The Protek Solo 24 Fr Venous Cannula is intended to cannulate vessels or organs and/or connect with accessory extracorporeal circulatory support equipment. The introducer is intended to facilitate proper insertion and placement of the cannula within the vessel for extracorporeal circulatory support. These devices are to be used by a trained physician only.

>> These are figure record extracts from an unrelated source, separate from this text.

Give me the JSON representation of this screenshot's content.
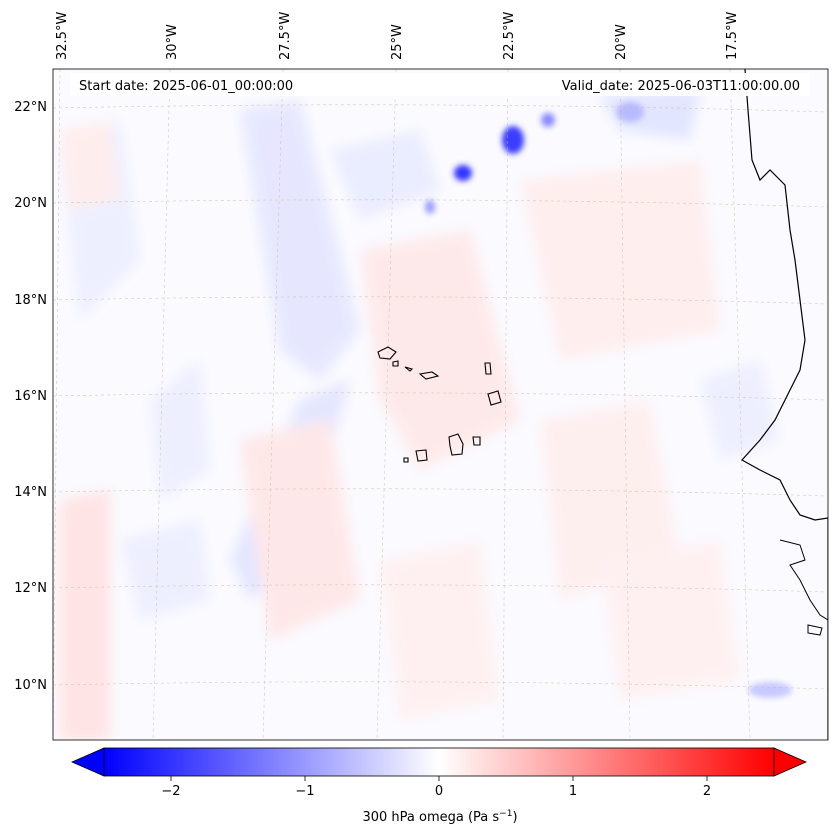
{
  "map": {
    "start_date": "Start date: 2025-06-01_00:00:00",
    "valid_date": "Valid_date: 2025-06-03T11:00:00.00",
    "lon_labels": [
      "32.5°W",
      "30°W",
      "27.5°W",
      "25°W",
      "22.5°W",
      "20°W",
      "17.5°W"
    ],
    "lat_labels": [
      "22°N",
      "20°N",
      "18°N",
      "16°N",
      "14°N",
      "12°N",
      "10°N"
    ],
    "colorbar": {
      "label": "300 hPa omega (Pa s",
      "label_sup": "−1",
      "label_close": ")",
      "ticks": [
        "−2",
        "−1",
        "0",
        "1",
        "2"
      ],
      "tick_values": [
        -2,
        -1,
        0,
        1,
        2
      ],
      "range": [
        -2.5,
        2.5
      ],
      "colormap": "bwr",
      "low_color": "#0000ff",
      "high_color": "#ff0000"
    },
    "grid_color": "#c9b49a"
  }
}
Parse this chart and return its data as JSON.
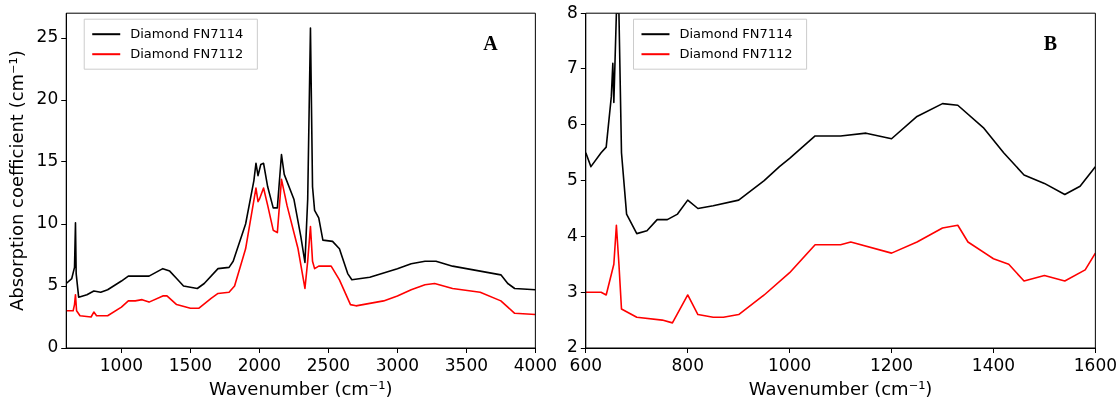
{
  "chart_data": [
    {
      "type": "line",
      "xlabel": "Wavenumber (cm⁻¹)",
      "ylabel": "Absorption coefficient (cm⁻¹)",
      "xlim": [
        600,
        4000
      ],
      "ylim": [
        0,
        27
      ],
      "xticks": [
        1000,
        1500,
        2000,
        2500,
        3000,
        3500,
        4000
      ],
      "yticks": [
        0,
        5,
        10,
        15,
        20,
        25
      ],
      "legend": "top left",
      "annotations": [
        "A"
      ],
      "series": [
        {
          "name": "Diamond FN7114",
          "color": "#000000",
          "x": [
            600,
            640,
            660,
            667,
            672,
            690,
            750,
            800,
            850,
            900,
            1000,
            1050,
            1100,
            1200,
            1300,
            1350,
            1400,
            1450,
            1550,
            1600,
            1700,
            1780,
            1810,
            1900,
            1960,
            1975,
            1990,
            2010,
            2030,
            2060,
            2100,
            2130,
            2160,
            2180,
            2250,
            2300,
            2330,
            2350,
            2370,
            2385,
            2400,
            2430,
            2460,
            2530,
            2580,
            2640,
            2670,
            2800,
            3000,
            3100,
            3200,
            3280,
            3400,
            3600,
            3750,
            3800,
            3850,
            4000
          ],
          "values": [
            5.2,
            5.6,
            6.5,
            10.1,
            6,
            4.1,
            4.3,
            4.6,
            4.5,
            4.7,
            5.4,
            5.8,
            5.8,
            5.8,
            6.4,
            6.2,
            5.6,
            5.0,
            4.8,
            5.2,
            6.4,
            6.5,
            7.0,
            10,
            13.5,
            14.9,
            13.9,
            14.8,
            14.9,
            13,
            11.3,
            11.3,
            15.6,
            14,
            12,
            9,
            6.9,
            12,
            25.8,
            13,
            11.1,
            10.5,
            8.7,
            8.6,
            8,
            6,
            5.5,
            5.7,
            6.4,
            6.8,
            7.0,
            7.0,
            6.6,
            6.2,
            5.9,
            5.2,
            4.8,
            4.7
          ]
        },
        {
          "name": "Diamond FN7112",
          "color": "#ff0000",
          "x": [
            600,
            650,
            660,
            667,
            675,
            700,
            780,
            800,
            820,
            900,
            1000,
            1050,
            1100,
            1150,
            1200,
            1300,
            1330,
            1400,
            1500,
            1560,
            1650,
            1700,
            1780,
            1820,
            1900,
            1975,
            1990,
            2000,
            2030,
            2060,
            2100,
            2130,
            2160,
            2200,
            2280,
            2330,
            2350,
            2370,
            2385,
            2400,
            2430,
            2520,
            2580,
            2660,
            2700,
            2900,
            3000,
            3100,
            3200,
            3270,
            3400,
            3600,
            3750,
            3850,
            4000
          ],
          "values": [
            3.0,
            3.0,
            3.5,
            4.3,
            3,
            2.6,
            2.5,
            2.9,
            2.6,
            2.6,
            3.3,
            3.8,
            3.8,
            3.9,
            3.7,
            4.2,
            4.2,
            3.5,
            3.2,
            3.2,
            4.0,
            4.4,
            4.5,
            5.0,
            8,
            12.9,
            11.8,
            12.0,
            12.9,
            11.5,
            9.5,
            9.3,
            13.6,
            11.5,
            8,
            4.8,
            7,
            9.8,
            7,
            6.4,
            6.6,
            6.6,
            5.5,
            3.5,
            3.4,
            3.8,
            4.2,
            4.7,
            5.1,
            5.2,
            4.8,
            4.5,
            3.8,
            2.8,
            2.7
          ]
        }
      ]
    },
    {
      "type": "line",
      "xlabel": "Wavenumber (cm⁻¹)",
      "xlim": [
        600,
        1600
      ],
      "ylim": [
        2,
        8
      ],
      "xticks": [
        600,
        800,
        1000,
        1200,
        1400,
        1600
      ],
      "yticks": [
        2,
        3,
        4,
        5,
        6,
        7,
        8
      ],
      "legend": "top left",
      "annotations": [
        "B"
      ],
      "series": [
        {
          "name": "Diamond FN7114",
          "color": "#000000",
          "x": [
            600,
            610,
            630,
            640,
            650,
            653,
            655,
            660,
            665,
            670,
            680,
            700,
            720,
            740,
            760,
            780,
            800,
            820,
            850,
            900,
            950,
            980,
            1000,
            1050,
            1070,
            1100,
            1150,
            1200,
            1250,
            1300,
            1330,
            1380,
            1420,
            1460,
            1500,
            1540,
            1570,
            1600
          ],
          "values": [
            5.5,
            5.25,
            5.5,
            5.6,
            6.5,
            7.1,
            6.4,
            8,
            8,
            5.5,
            4.4,
            4.05,
            4.1,
            4.3,
            4.3,
            4.4,
            4.65,
            4.5,
            4.55,
            4.65,
            5.0,
            5.25,
            5.4,
            5.8,
            5.8,
            5.8,
            5.85,
            5.75,
            6.15,
            6.38,
            6.35,
            5.95,
            5.5,
            5.1,
            4.95,
            4.75,
            4.9,
            5.25
          ]
        },
        {
          "name": "Diamond FN7112",
          "color": "#ff0000",
          "x": [
            600,
            630,
            640,
            655,
            660,
            665,
            670,
            700,
            750,
            770,
            800,
            820,
            850,
            870,
            900,
            950,
            1000,
            1050,
            1100,
            1120,
            1200,
            1250,
            1300,
            1330,
            1350,
            1400,
            1430,
            1460,
            1500,
            1540,
            1580,
            1600
          ],
          "values": [
            3.0,
            3.0,
            2.95,
            3.5,
            4.2,
            3.5,
            2.7,
            2.55,
            2.5,
            2.45,
            2.95,
            2.6,
            2.55,
            2.55,
            2.6,
            2.95,
            3.35,
            3.85,
            3.85,
            3.9,
            3.7,
            3.9,
            4.15,
            4.2,
            3.9,
            3.6,
            3.5,
            3.2,
            3.3,
            3.2,
            3.4,
            3.7
          ]
        }
      ]
    }
  ]
}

The Protek Solo 24 Fr Venous Cannula Set consists of two components: a 24 Fr single lumen cannula and a 21 Fr. Introducer. The Introducer is designed to accept a standard 0.038 inch guidewire. The Protek Solo 24 Fr Venous Cannula Set is intended as a single patient, single use, sterile device.

A. 24 Fr Venous Cannula
The 24 Fr Venous Cannula (Figure 1) consists of a single lumen made of polyurethane with a wire-reinforced cannula body. The cannula has an insertable length of 60 cm. The distal section (insertable length) is 24 Fr with sixteen side holes spanning the distal 6.6" (16.8 cm) of the cannula. The proximal section of the cannula is clear and not wire-reinforced to allow visualization of blood and to enable clamping to prevent blood flow during set-up and removal. A non-vented barbed connector is affixed to the proximal end of the cannula and allows for connection of standard 3/8" blood circuit tubing. The cannula has printed insertion depth markings every 10 centimeters from 10 to 40 cm followed by every 2 centimeters for the rest of the insertable length measured from the distal end. The cannula also has a suture wing that can be used for securing the cannula in place to the patient.

B. Introducer
The 21 Fr introducer (Figure 2) consists of a PVC tube with a PVC hub. The introducer fits inside the inner lumen of the cannula during insertion of the cannula/introducer assembly. The introducer (Figure 2) is used to advance the cannula over a guidewire and facilitate cannula placement within the target vessel. The introducer has a hub at its proximal end to manage introducer insertion and removal from the cannula. The hemostasis cap minimizes blood loss when the cannula/introducer assembly is inserted into the target vessel. The introducer body is constructed from radiopaque PVC material for visualization under fluoroscopy.

Below is the information regarding the acceptance criteria and study for the Protek Solo 24 Fr Venous Cannula Set, as extracted from the provided document:

1. Table of Acceptance Criteria and Reported Device Performance

2. Sample Size Used for the Test Set and Data Provenance

The document does not specify the exact sample sizes (number of devices) used for each individual test. It consistently refers to "all tests" or testing of "the cannula, the introducer, and the cannula/introducer assembly," implying that a sufficient number of units were tested to draw conclusions.

The data provenance is from bench-top testing conducted by Cardiac Assist, Inc. The document does not specify the country of origin of the data beyond the company's location in Pittsburgh, Pennsylvania, USA. The studies are retrospective in the sense that they are assessing conformance against predetermined criteria, rather than a prospective clinical trial.

3. Number of Experts Used to Establish the Ground Truth for the Test Set and Their Qualifications

This section is not applicable as the document describes bench-top engineering and performance testing for a medical device (venous cannula and introducer), not a diagnostic or AI-assisted device that requires human expert review for ground truth establishment. The "ground truth" here is defined by engineering specifications and comparative performance against a predicate device.

4. Adjudication Method for the Test Set

This section is not applicable for the same reasons as above. The tests performed are objective physical and performance measurements, not subjective evaluations requiring adjudication.

5. If a Multi Reader Multi Case (MRMC) Comparative Effectiveness Study Was Done

No, a Multi Reader Multi Case (MRMC) comparative effectiveness study was not done. This type of study is relevant to diagnostic imaging interpretation or other scenarios where human reader performance is being evaluated and compared, typically in the context of AI assistance. The described tests are for the physical and functional characteristics of a medical device.

Effect size of human reader improvement with AI vs. without AI assistance: Not applicable, as this was not an AI-assisted device or study.

6. If a Standalone (i.e., algorithm only without human-in-the-loop performance) Was Done

No, a standalone (algorithm-only) performance study was not done. This device is a physical medical instrument (venous cannula and introducer), not an algorithm or AI system.

7. The Type of Ground Truth Used

The "ground truth" for these tests was based on:

• Engineering specifications and design requirements for the new device.
• Comparative performance against legally marketed predicate devices (TandemHeart 21 Fr Venous Cannula and Protek Duo Veno-Venous Cannula Introducer), which serve as the established benchmark for safety and effectiveness for similar devices.

8. The Sample Size for the Training Set

This section is not applicable. The document describes the testing of a physical medical device, not an AI or machine learning model that would require a training set.

9. How the Ground Truth for the Training Set Was Established

This section is not applicable for the reasons stated above. There was no training set, as this is not an AI/ML device.